The splashiest change, which might prompt some warrant articles next spring, applies zoning exemptions carved out for 55+ communities to workforce housing as well. 

Most of the changes are more technical fixes to ensure that municipalities don’t stick proposed developments in a legal limbo simply by delaying or refusing to act on applications. 

These changes amount to mostly modest improvements in the system that will make it slightly less antagonistic to new housing construction. But with home prices and rents remaining at record levels, pressure to pass more powerful reforms is likely to prompt more legislation next year. 

The new laws will:

  • Require the Office of Planning and Development to create and offer training to planning and zoning boards. The initial idea was to require board member training, but that was dropped in favor of making the training available at no cost to board members. 
  • Require that any fee imposed by a local land use board be published “in a location accessible to the public during normal business hours.” Any fee not published at the time an application is submitted shall be waived. 
  • Require that by July 1, 2023, any local incentive established for housing older persons “shall be deemed applicable to workforce housing development.” Many communities exempt 55+ communities from certain zoning requirements. The idea is to create exemptions that allow housing to be built only for people who don’t have school-age children. This change would apply those restrictions to workforce housing as well. 
  • Require that local land use boards issue a final written decision for all applications, and require those decisions to “include specific written findings of fact that support the decision.” Failure to offer specific, written findings of fact would be grounds for automatic reversal by the Superior Court.
  • Require zoning boards of adjustment to issue a final decision on an application within 90 days of receiving the application. 
  • Require planning boards to determine whether submitted applications are complete at the next regularly scheduled meeting, or within 30 days after receiving the application. Boards must then act on an application within 65 days of determining that it’s complete.
  • Require selectmen or city councils to certify approval of a plat if the planning board fails to act within the allotted time.

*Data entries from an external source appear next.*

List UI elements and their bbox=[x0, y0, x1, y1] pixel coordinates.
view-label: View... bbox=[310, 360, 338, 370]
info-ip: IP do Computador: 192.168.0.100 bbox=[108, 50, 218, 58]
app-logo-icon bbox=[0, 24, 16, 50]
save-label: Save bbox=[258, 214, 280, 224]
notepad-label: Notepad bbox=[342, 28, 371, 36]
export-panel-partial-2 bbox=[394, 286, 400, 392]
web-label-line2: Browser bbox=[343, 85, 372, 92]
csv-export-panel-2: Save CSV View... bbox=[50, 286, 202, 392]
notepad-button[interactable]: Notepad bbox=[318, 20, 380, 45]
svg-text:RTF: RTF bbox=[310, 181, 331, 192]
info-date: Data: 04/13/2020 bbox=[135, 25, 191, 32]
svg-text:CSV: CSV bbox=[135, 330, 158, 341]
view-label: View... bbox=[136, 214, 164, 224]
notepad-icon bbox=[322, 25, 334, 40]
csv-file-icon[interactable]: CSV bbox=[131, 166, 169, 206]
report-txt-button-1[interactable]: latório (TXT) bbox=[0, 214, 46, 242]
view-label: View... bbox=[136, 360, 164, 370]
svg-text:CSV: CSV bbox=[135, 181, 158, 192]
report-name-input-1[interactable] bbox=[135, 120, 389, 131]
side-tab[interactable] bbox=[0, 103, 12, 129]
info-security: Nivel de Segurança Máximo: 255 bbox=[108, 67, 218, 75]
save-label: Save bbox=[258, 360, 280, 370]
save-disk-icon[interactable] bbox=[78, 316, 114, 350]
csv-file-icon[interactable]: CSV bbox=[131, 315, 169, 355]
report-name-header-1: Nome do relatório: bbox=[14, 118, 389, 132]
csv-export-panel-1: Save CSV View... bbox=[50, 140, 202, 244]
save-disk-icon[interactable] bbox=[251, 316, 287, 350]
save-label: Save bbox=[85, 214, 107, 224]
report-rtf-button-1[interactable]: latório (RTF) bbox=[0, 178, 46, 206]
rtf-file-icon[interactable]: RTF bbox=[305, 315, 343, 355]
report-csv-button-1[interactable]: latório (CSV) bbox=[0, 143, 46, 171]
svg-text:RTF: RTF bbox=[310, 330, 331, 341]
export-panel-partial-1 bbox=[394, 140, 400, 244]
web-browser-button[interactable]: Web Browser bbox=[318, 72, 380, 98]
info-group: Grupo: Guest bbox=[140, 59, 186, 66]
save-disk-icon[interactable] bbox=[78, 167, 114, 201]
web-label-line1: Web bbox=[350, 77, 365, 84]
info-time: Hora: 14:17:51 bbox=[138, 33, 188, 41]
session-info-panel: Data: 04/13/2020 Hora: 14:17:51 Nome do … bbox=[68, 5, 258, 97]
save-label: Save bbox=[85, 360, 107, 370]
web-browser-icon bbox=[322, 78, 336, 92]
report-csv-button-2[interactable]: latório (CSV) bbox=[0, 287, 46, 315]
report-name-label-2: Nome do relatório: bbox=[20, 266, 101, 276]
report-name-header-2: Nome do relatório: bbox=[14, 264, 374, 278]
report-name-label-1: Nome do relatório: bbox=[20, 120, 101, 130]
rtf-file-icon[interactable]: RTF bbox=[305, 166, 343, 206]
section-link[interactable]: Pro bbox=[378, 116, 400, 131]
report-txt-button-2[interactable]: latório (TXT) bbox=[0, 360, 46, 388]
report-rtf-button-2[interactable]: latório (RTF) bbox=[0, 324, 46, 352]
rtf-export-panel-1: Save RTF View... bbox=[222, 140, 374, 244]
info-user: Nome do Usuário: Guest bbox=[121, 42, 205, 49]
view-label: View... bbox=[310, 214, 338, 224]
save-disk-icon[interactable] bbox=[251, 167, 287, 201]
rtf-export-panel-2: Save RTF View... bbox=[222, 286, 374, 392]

Failure of selectmen or city councils to act will constitute grounds for the Superior Court to act if petitioned to do so by the applicant.
  • Allow municipalities to acquire land for use as workforce housing, but not by eminent domain.
  • Allow municipalities to lease basements, ground and second floors of public buildings for residential use, negotiate the sale or lease of property for residential use, and acquire, improve, operate, maintain or promote residential developments “aimed at increasing the available housing stock within the municipality.”